Could you give me a bit more context? A C/C++ motivating example would be great. I think I follow what the intent is, but I'd like to make sure and leave it documented in the commit log.

Thanks.

This is observed from compiling clang (FoldingSet) itself. The function is llvm::FoldingSetNodeID::~FoldingSetNodeID()

opt -S FoldingSet.bc |grep "call.*bit"

call void bitcast (void (%"class.llvm::SmallVectorImpl"*)* @_ZN4llvm15SmallVectorImplIjED2Ev to void (%"class.llvm::SmallVector"*)*)(%"class.llvm::SmallVector"* %3) #7, !dbg !4175

I just spent ~2 hours to generate a small C++ file to produce this "call with bitcast" pattern, but whatever I tried, front end will not give me exactly the same pattern.

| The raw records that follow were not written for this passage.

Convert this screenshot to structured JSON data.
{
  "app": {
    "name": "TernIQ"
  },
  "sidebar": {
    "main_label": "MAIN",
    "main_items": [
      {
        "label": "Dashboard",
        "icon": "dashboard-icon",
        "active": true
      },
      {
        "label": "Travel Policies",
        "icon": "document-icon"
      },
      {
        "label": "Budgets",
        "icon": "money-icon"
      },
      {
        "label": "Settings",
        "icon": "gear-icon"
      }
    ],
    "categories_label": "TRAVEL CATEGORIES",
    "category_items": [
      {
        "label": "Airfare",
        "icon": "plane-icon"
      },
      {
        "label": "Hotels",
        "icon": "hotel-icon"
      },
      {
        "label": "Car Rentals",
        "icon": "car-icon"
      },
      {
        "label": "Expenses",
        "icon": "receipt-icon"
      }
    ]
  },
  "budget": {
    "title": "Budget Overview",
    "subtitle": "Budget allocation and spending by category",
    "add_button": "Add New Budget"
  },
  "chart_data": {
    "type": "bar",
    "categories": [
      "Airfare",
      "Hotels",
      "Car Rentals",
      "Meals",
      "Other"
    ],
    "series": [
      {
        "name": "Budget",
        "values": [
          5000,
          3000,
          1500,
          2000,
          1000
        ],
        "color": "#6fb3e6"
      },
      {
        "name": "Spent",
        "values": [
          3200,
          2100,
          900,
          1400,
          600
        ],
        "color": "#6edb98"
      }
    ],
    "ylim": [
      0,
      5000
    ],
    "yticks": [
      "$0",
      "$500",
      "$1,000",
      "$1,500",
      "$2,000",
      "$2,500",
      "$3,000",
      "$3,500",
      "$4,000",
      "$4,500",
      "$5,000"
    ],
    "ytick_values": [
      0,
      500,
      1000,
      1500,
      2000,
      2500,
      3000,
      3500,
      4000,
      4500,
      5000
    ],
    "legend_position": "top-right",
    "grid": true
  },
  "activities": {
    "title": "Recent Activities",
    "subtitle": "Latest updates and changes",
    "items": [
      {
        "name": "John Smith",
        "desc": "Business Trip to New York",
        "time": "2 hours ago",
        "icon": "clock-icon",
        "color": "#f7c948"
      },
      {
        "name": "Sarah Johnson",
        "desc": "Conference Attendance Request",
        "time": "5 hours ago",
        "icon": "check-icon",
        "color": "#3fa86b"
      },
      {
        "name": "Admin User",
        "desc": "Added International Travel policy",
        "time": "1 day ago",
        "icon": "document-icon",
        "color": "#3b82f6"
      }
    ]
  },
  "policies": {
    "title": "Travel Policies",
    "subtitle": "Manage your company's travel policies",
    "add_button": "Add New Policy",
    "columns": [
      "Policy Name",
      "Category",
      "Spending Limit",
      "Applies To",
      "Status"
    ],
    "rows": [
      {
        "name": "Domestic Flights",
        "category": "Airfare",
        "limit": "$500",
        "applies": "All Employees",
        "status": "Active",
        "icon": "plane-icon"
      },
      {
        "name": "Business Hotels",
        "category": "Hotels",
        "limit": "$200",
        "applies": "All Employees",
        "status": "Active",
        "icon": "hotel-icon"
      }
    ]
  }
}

Shall I just keep the record in the commit log about how to reproduce with FoldingSet.bc?

test/Transforms/SampleProfile/cov-zero-samples.ll
3

This is not changing discriminator but column number.
inst-combine optimized the code to combine some instructions together and used the LOC of one instruction as the new instruction's LOC.

test/Transforms/SampleProfile/inline-coverage.ll
19

Same as above.

With the patch, the AutoFDO compile time for the entire clang increased from 190min to 192min (user time), the it's ~1% increase

dnovillo accepted this revision.Mar 1 2016, 2:36 PM
dnovillo edited edge metadata.
This revision is now accepted and ready to land.Mar 1 2016, 2:36 PM
danielcdh closed this revision.Mar 1 2016, 2:57 PM